HERZOGENAURACH (dpa-AFX) - German sportswear maker Puma SE (PMMAF.PK) reported Thursday a loss in its third quarter, compared to prior year's profit, amid weak sales mainly in Wholesale business. Further, the company confirmed fiscal 2025 outlook for weak results, but said it sees growth from 2027 onwards.
In addition, Puma announced its plans to reduce additional around 900 white-collar roles globally by the end of 2026.
The proposed job cuts are part of the company's decisive steps taken to reduce the cost base amid the expected significant sales decline and lower sales base.
PUMA aims to address its elevated operating expenses by expanding its cost efficiency programme beyond the previous initiative 'nextlevel'.
The company already had cut 500 roles under 'nextlevel' in 2025.
PUMA is also addressing its cost base by tackling operational inefficiencies and cutting the size of its product range to reduce the number of new articles introduced every season.
Arthur Hoeld, Chief Executive Officer of PUMA, said, 'We have identified the areas in which we need to take decisive action and outlined our strategic priorities to become one global sports brand with globally resonating product ranges and inspiring storytelling across markets.

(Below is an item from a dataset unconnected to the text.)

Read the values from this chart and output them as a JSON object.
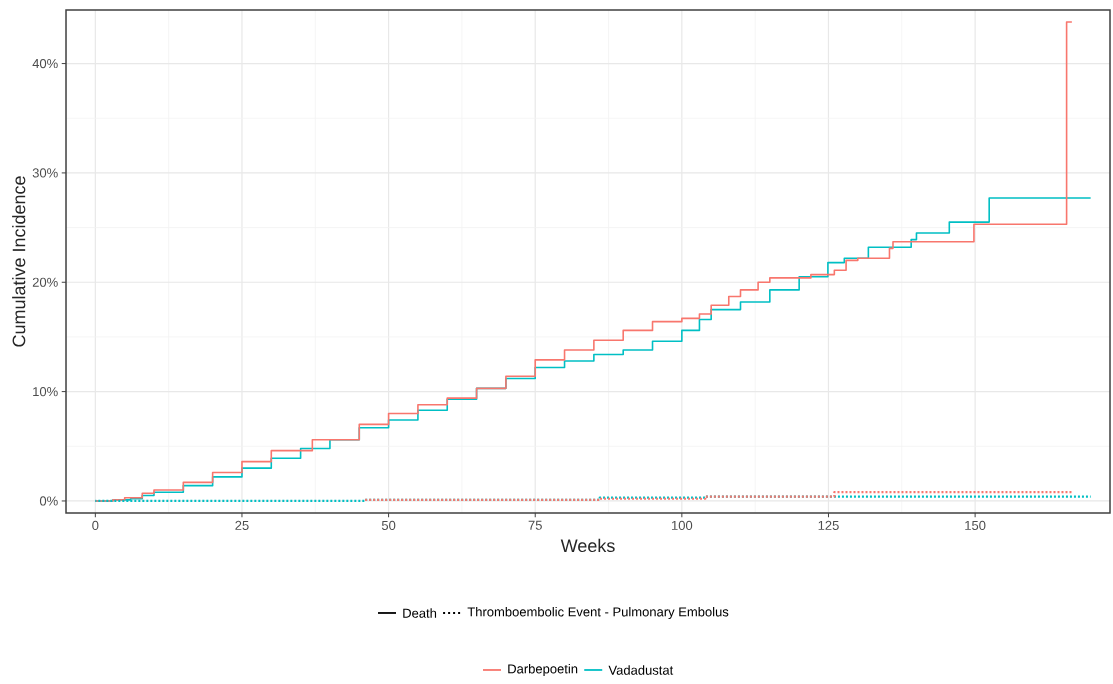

With these strategic priorities, we have the clear ambition to establish PUMA as a Top 3 sports brand globally, returning to above industry growth and generating healthy profits in the medium term.'
For fiscal 2025, PUMA continues to expect sales on a currency-adjusted basis to decline by a low double-digit percentage, a reported EBIT loss and capital expenditures of around 250 million euros.
Amid ongoing volatile geopolitical and macroeconomic volatility, PUMA anticipates that both sector-wide and company-specific challenges will significantly impact performance for the remainder of 2025.
Key factors include a muted brand momentum, shifts in channel mix and quality, the impact of U.S. Tariffs, and elevated inventory levels.
While 2025 is a year of reset and 2026 will be a transition year, the company said it is confident that the measures are an important first step in returning PUMA to growth from 2027 onwards.
In the third quarter, net loss amounted to 62.3 million euros, compared to prior year's net income of 127.8 million euros. Loss per share was 0.42 euro, compared to earnings of 0.86 euro a year ago.
EBIT, a key earnings metric, plunged 87.6 percent to 29.4 million euros from 237 million euros last year.
Adjusted EBIT decreased 83.3 percent to 39.5 million euros from 237.0 million euros a year ago, due to the sales decline and a lower gross profit margin.
Sales were down 15.3 percent in the third quarter to 1.96 billion euros from 2.31 billion euros in the prior year. Sales decreased 10.4 percent on a currency-adjusted basis, vastly due to strategic reset initiatives.
The Direct-to-Consumer or DTC business grew by 4.5 percent, led by the e-commerce business which increased 5.6 percent, despite reduced promotions to improve brand perception.
Sales in owned & operated retail stores increased 3.9 percent, reflecting growth in both full-price and outlet stores.
PUMA's Wholesale business decreased 15.4 percent to 1.39 billion euros.